Maybe if I just close them for a minute, I can think better.
“Keeva, follow me,” the voice says authoritatively. I somehow know I am dreaming … yet, I can’t wake myself up, so I give in to my subconscious.
I am walking through a long, dark hallway. It is cold and made completely out of stone. I’m nervous, but the boy with the blue eyes next to me keeps squeezing my hand to give me strength. I turn to look at him. He is my height, about four feet, which is quite tall for a five-year-old, and he is wearing a knee-length tunic similar to mine. Only his is brown and mine is blue. We walk hand in hand behind the ta
ll woman with the short brown hair. When we get to the big room, she gives us each a cup of water and instructs us to drink. I don’t want to drink the water because it tastes funny, but the look on her face scares me, so I drink it all.
I feel a little fuzzy, but before I can say anything, the short-haired woman starts to wrap a rope around the boy and me. Why is she doing this? I don’t like it. The rope wraps tighter and tighter around us and I have trouble breathing. “Please stop,” I beg. But no one is listening. The boy with the blue eyes is also crying. Between my tears and my inability to breathe, I think I am going to die.

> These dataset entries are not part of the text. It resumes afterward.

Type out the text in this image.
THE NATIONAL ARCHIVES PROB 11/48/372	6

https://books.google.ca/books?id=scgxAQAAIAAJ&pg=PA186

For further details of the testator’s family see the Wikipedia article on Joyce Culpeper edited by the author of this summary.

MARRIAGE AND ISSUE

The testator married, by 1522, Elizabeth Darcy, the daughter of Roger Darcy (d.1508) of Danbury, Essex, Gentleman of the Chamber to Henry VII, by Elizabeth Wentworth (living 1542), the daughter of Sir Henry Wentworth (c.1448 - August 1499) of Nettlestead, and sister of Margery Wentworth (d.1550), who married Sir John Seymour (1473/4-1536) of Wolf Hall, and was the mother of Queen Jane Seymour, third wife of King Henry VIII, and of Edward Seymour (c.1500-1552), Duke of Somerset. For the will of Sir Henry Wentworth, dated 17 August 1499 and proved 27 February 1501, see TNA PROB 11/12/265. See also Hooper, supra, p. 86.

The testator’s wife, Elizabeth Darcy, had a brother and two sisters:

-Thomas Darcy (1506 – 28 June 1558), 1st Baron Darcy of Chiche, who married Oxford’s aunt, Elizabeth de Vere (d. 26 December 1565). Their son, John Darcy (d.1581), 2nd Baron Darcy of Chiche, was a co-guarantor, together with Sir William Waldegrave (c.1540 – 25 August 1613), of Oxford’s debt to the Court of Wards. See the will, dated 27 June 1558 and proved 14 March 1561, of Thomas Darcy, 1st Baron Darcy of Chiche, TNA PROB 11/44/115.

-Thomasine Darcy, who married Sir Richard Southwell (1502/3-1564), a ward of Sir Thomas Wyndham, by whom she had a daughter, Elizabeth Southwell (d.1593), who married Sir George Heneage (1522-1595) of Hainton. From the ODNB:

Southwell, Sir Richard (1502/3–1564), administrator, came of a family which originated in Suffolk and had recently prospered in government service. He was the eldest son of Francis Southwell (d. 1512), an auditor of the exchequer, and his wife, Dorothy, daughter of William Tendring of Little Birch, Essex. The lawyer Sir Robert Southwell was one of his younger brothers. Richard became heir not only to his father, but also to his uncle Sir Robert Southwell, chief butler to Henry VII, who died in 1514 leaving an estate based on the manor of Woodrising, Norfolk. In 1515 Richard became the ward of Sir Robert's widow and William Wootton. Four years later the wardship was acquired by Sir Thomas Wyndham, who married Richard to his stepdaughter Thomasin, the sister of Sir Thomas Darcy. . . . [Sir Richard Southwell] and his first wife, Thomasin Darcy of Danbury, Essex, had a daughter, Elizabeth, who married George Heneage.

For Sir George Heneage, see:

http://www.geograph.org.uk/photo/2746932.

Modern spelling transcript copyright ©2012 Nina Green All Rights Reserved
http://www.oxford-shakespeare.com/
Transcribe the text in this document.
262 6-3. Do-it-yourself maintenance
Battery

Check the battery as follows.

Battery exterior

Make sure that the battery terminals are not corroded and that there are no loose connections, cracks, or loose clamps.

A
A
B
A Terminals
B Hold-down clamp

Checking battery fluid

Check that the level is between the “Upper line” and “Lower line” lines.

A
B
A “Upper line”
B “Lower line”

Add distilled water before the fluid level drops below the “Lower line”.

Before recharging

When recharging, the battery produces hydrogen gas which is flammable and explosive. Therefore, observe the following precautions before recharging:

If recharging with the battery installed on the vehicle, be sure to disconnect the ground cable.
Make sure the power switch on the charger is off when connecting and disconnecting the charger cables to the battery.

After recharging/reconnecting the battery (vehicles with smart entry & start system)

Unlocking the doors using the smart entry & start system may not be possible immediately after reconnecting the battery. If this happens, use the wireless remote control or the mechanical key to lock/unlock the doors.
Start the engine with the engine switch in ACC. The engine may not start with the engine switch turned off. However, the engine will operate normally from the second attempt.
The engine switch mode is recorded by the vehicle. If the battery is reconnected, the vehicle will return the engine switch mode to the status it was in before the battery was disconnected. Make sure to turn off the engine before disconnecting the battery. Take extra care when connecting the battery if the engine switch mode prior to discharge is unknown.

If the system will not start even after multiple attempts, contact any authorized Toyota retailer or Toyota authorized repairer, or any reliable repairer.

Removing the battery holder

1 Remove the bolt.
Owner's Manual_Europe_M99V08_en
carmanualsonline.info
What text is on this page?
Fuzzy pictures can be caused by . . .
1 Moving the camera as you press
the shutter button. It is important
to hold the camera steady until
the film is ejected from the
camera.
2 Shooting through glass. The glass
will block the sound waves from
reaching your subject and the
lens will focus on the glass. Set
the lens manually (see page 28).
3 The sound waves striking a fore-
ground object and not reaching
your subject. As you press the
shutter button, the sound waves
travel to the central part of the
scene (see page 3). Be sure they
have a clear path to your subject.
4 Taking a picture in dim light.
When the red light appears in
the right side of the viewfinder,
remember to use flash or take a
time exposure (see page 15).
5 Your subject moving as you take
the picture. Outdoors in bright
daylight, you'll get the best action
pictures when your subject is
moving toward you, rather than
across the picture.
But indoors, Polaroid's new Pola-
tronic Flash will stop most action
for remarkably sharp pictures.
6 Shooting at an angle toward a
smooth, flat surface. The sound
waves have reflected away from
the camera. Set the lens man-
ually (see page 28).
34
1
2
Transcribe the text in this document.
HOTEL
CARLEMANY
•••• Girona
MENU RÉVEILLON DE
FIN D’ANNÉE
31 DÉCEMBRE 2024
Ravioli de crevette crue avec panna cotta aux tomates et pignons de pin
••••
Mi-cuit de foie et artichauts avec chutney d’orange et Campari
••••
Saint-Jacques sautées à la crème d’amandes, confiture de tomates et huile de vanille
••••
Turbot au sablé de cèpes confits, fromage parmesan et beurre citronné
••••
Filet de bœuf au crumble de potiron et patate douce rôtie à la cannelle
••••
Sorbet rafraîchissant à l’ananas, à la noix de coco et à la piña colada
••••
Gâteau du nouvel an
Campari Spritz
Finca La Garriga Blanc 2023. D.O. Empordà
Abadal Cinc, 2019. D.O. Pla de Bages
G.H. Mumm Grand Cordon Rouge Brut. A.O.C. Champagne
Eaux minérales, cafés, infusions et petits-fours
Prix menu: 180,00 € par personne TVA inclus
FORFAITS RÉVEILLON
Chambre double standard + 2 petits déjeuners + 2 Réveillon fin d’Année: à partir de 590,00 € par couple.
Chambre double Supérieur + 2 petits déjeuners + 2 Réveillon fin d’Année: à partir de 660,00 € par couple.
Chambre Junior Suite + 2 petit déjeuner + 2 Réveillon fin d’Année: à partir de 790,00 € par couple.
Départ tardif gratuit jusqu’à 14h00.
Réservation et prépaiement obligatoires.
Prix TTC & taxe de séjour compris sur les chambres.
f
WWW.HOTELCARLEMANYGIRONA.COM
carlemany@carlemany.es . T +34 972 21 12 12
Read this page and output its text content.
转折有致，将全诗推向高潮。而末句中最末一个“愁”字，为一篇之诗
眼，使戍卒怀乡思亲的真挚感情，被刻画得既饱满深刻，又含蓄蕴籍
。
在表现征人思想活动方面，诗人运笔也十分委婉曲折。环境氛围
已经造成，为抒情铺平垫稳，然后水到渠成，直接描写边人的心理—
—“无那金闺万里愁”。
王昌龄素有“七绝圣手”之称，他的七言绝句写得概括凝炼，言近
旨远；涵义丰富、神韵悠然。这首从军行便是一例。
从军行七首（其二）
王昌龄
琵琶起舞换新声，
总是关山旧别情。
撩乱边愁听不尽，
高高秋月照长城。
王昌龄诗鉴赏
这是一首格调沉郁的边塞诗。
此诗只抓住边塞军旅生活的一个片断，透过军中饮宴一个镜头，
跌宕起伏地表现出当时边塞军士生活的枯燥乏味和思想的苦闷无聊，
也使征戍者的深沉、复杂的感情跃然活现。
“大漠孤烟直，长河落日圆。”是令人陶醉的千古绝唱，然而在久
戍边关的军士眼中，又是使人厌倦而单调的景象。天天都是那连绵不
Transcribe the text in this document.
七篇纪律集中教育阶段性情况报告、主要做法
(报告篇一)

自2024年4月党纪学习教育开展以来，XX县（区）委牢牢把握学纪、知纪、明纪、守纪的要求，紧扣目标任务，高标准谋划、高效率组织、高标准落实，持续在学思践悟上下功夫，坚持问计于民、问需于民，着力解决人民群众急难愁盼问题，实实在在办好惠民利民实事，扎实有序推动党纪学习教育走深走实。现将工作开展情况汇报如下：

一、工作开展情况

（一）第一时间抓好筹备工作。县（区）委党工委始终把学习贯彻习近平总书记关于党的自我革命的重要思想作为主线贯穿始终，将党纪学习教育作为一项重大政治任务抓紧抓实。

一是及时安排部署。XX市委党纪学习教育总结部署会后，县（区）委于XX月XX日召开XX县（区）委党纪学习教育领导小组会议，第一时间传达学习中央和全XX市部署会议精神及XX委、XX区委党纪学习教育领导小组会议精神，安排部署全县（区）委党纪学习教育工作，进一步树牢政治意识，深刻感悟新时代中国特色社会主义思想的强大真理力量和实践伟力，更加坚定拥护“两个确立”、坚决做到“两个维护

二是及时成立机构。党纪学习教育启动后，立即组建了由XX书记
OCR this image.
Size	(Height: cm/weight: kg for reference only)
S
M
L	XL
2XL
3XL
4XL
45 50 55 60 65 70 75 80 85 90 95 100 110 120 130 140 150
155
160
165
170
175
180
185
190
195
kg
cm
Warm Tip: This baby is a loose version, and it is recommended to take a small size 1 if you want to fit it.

I don’t think it can get any worse until I feel myself being lifted in the air. I am terrified as I feel my feet leave the ground and I am hauled high into the cavern. There is some kind of pulley on the wall and a large man is turning a wheel and hoisting us to the high ceiling. It is so dark. I want to go home to my parents. My mother is pregnant and I want to talk to her belly. I want to talk to my baby sister. Why am I here? Suddenly, we are flipped over and as I scream in terror, I feel all the blood rushing to my head. Just before I pass out, I see a black butterfly fluttering around my face.
I jolt awake, bathed in sweat, trying to get my bearings. The guttering candle makes ominous shadows around the cave and for a moment I’m not sure if I am still trapped in my dream. I peek outside and see the full moon low on the horizon. I have slept for most of the day. I stretch my arms and roll my neck a few times, stiff from sleeping so long on the hard cave floor. My stomach is growling. I need food and a better place to hide, but I don’t know where to go.